Three weeks ago when I started to write this post, the idea of J.J. Hardy succumbing to an injury was something projected and apparently misdirected. The concern I have held since last September focused on Hardy's torn labrum in his non-throwing shoulder. The injury hampered him at the plate last year, resulting in an average exit velocity of 88 mph. That drop was in part due to reduced strength, but also in changed mechanics. The pain was severe enough that Hardy drastically shortened his stroke and relied more on his throwing shoulder and forearms to decelerate the bat as opposed to his lead shoulder.
This past offseason, Hardy increased his weight lifting to strengthen the muscles around his labrum.
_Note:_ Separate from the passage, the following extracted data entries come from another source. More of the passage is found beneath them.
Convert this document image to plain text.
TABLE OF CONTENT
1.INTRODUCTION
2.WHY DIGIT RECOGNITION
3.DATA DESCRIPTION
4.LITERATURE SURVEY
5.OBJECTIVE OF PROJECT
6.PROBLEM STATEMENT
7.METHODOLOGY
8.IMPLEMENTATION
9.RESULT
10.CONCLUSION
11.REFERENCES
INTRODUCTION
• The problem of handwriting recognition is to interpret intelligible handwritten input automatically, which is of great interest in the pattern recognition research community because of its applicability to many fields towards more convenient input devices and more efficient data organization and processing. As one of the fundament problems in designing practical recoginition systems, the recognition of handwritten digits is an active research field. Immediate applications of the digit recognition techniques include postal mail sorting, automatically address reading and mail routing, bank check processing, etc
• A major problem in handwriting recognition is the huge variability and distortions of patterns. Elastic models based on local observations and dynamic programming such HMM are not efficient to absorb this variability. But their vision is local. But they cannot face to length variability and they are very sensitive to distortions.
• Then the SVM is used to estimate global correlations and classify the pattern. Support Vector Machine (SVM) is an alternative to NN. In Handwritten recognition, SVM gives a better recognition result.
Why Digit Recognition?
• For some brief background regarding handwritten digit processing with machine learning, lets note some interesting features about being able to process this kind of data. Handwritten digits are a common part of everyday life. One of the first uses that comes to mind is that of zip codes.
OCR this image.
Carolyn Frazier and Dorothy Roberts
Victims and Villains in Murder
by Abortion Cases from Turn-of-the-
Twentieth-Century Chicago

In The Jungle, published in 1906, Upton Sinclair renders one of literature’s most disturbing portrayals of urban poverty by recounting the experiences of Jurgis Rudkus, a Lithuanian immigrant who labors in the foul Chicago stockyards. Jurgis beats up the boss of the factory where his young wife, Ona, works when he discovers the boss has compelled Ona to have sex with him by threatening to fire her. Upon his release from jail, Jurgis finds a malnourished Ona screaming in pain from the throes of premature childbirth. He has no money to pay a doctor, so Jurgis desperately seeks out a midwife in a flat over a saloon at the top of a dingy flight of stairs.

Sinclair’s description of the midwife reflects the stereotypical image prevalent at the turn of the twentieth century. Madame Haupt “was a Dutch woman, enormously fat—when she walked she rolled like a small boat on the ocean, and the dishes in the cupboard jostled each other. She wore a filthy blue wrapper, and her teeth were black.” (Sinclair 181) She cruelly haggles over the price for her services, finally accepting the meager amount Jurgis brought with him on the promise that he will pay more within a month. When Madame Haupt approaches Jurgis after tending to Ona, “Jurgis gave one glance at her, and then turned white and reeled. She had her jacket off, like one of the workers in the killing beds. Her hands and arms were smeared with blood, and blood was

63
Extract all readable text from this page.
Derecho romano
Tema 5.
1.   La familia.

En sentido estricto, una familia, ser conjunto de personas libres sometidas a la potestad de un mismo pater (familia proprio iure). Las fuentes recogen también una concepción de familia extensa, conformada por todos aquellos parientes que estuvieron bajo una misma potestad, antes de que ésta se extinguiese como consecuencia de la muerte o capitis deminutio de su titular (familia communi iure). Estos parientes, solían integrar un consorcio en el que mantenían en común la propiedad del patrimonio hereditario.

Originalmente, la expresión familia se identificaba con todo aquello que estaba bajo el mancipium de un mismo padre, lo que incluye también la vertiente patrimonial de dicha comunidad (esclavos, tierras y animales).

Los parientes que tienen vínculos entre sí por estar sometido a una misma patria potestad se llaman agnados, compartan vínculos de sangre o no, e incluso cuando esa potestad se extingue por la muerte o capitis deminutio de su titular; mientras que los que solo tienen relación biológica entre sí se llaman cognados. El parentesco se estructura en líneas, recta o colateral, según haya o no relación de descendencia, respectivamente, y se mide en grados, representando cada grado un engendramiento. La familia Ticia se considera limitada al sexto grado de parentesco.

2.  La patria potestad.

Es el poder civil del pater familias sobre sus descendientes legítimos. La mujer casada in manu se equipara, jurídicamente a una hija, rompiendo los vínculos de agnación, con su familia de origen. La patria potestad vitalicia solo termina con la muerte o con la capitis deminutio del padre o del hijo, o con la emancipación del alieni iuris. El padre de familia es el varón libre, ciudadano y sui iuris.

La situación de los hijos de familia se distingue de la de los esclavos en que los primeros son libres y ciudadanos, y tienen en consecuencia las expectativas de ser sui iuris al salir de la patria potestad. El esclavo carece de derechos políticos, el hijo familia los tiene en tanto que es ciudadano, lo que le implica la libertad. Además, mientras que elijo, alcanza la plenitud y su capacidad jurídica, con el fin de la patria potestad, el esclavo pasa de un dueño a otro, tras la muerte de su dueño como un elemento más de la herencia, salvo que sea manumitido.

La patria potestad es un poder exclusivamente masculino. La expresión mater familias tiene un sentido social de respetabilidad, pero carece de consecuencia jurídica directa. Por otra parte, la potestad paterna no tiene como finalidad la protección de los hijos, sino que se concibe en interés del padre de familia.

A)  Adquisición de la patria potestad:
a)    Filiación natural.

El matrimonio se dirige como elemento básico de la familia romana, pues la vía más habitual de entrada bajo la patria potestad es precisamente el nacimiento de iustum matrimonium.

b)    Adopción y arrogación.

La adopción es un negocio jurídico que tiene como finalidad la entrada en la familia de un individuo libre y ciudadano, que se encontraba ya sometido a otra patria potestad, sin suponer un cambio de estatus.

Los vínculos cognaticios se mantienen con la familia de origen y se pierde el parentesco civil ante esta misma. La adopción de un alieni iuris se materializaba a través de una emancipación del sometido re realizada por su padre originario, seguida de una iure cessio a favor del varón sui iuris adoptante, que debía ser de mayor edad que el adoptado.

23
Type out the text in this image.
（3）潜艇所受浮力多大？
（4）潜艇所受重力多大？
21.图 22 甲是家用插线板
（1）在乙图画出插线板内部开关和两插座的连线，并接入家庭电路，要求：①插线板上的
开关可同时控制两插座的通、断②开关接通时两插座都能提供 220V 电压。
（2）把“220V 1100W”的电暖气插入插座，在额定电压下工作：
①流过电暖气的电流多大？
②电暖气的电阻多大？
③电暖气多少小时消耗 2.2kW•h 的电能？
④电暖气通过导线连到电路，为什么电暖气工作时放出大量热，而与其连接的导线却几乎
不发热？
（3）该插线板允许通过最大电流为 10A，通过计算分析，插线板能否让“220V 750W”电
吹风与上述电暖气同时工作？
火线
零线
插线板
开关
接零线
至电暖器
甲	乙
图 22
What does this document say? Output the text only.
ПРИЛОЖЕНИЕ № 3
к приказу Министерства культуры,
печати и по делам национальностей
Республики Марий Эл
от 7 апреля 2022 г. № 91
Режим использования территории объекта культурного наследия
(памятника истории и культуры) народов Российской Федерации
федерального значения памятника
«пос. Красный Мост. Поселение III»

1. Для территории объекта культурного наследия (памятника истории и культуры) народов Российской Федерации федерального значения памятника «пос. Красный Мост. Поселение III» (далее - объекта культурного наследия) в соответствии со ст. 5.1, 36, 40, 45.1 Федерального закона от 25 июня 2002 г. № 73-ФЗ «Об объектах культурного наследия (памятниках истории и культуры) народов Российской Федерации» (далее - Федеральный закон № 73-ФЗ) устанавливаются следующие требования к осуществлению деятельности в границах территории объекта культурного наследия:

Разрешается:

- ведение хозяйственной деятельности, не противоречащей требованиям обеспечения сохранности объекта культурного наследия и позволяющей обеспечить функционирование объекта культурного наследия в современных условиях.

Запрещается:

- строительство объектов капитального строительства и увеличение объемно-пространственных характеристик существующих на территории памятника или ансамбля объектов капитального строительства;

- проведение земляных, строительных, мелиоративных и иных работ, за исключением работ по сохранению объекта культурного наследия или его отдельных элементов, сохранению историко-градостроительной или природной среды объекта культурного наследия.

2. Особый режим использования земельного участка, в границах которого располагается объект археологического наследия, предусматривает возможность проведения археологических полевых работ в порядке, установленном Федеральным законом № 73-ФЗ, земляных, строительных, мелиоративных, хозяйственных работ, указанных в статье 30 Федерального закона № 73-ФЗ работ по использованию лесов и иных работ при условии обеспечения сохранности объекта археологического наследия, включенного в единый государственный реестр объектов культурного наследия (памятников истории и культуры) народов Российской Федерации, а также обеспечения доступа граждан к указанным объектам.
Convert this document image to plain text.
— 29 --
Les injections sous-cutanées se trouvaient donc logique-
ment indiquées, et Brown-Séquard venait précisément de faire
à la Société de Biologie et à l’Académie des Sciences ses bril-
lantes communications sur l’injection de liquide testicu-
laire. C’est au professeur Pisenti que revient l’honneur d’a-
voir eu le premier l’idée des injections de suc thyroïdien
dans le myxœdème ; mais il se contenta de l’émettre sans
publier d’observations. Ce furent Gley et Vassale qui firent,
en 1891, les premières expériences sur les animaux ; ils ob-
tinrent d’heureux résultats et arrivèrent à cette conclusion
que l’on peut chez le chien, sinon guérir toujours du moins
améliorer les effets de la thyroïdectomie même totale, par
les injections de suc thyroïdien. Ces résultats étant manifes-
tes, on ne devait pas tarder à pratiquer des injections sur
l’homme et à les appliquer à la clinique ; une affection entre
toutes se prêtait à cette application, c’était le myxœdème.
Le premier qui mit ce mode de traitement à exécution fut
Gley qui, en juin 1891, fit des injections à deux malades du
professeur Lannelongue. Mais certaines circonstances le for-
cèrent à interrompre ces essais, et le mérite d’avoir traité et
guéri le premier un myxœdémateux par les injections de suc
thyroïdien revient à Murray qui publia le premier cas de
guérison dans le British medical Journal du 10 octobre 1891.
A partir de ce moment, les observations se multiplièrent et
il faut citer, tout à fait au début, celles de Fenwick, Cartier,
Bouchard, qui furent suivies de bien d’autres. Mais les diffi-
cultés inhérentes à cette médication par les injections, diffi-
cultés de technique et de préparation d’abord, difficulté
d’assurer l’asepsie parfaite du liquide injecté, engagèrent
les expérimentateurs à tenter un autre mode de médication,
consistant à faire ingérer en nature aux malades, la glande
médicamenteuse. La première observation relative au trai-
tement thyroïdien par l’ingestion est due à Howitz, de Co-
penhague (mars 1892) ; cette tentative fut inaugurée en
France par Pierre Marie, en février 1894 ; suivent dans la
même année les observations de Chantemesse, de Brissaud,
Surgery on a second labrum tear has a rather poor prognosis and Hardy, at this stage in his career and having experienced a labrum surgery in his younger days, did not desire to go under the knife. Therefore, the approach was to leave the torn labrum as is and let the muscles provide the stability. In response, his exit velocity has popped up to around 96-98 mph.
The hope was that with a stronger shoulder that Hardy would revert back to his 20 home run days. Earlier this season, a few writers bathed in the wonder of Hardy's two home run night in Boston. Perusing the box score, that looked like a marvelous step back in time for Hardy. However, if you actually watched the game, then you saw both home runs were squeakers around the Pesky Pole and likely would have been outs or, optimistically, doubles in other parks. That said, the strengthened shoulder has appeared to improve Hardy's ability to hit doubles and right now he is performing as a league average shortstop at the plate (244/291/410, .302 wOBA, 0.5 fWAR). Add that to his solid play at short and you have a fringe All Star level of play.
However, Hardy is now injured. No, it is not his shoulder, which admittedly could go at any moment. He broke his foot with a time table ranging from four to eight weeks. Unfortunately for the Orioles, whose farm system has largely been neglected over the years, there is no immediate replacement. This is not uncommon though. Few teams have the ability to readily replace any player who goes down at any position. What is particularly tough is that the Orioles should be one of those clubs. Their infield is effectively Leftover Salmon. Between songs, the Orioles starters can exchange instruments. Schoop can arguably play second, short, or third. Machado is a world class third baseman with a glove and a lesser star at shortstop. All the club needs is a useful second baseman, shortstop, or third baseman and the world will continue to spin.
What the club has are broken veteran toys. Some talk places Pedro Alvarez or Chris Davis at third base. This should immediately be seen as a horrific mistake. To walk through this, let us establish a few facts. One, Alvarez was so poor at playing third base for the Pirates that he was pressed into service at first base and then sparingly used when he failed at that. He would be replacement level at best. That would cost the club between one and two games in comparison to what Hardy provided. It is hard to imagine Davis being much better. His significantly better bat would likely be cancelled out by an even worse ability to handle third base. All of this would create an awful sort of synergy when paired with the current crop of Orioles' left fielders. Missed balls at third will be doubles instead of outs.
Options not yet on the club include Ryan Flaherty and Jimmy Paredes. Paredes will make people pine for Wilson Betemit. Flaherty can replace Hardy's bat, but his adequate glove is a fall from Hardy's. Paul Janish is another possibility out there. Janish may be the best defensive shortstop in Orioles system, but you would not be able to tell from a stat line whether he was in the batter's box or if the pitcher pitched to no one.
There is nothing else left. In the end, a loss of maybe a win or two does not seem like much. One might also consider that this club was projected as a fringe playoff team. That Gallardo has been a mess and that the club has holes in the corner outfield in terms of defense. That makes a couple wins potentially quite meaningful when one looks forward to the playoffs. It also makes one quite thankful for the Orioles season opening winning streak.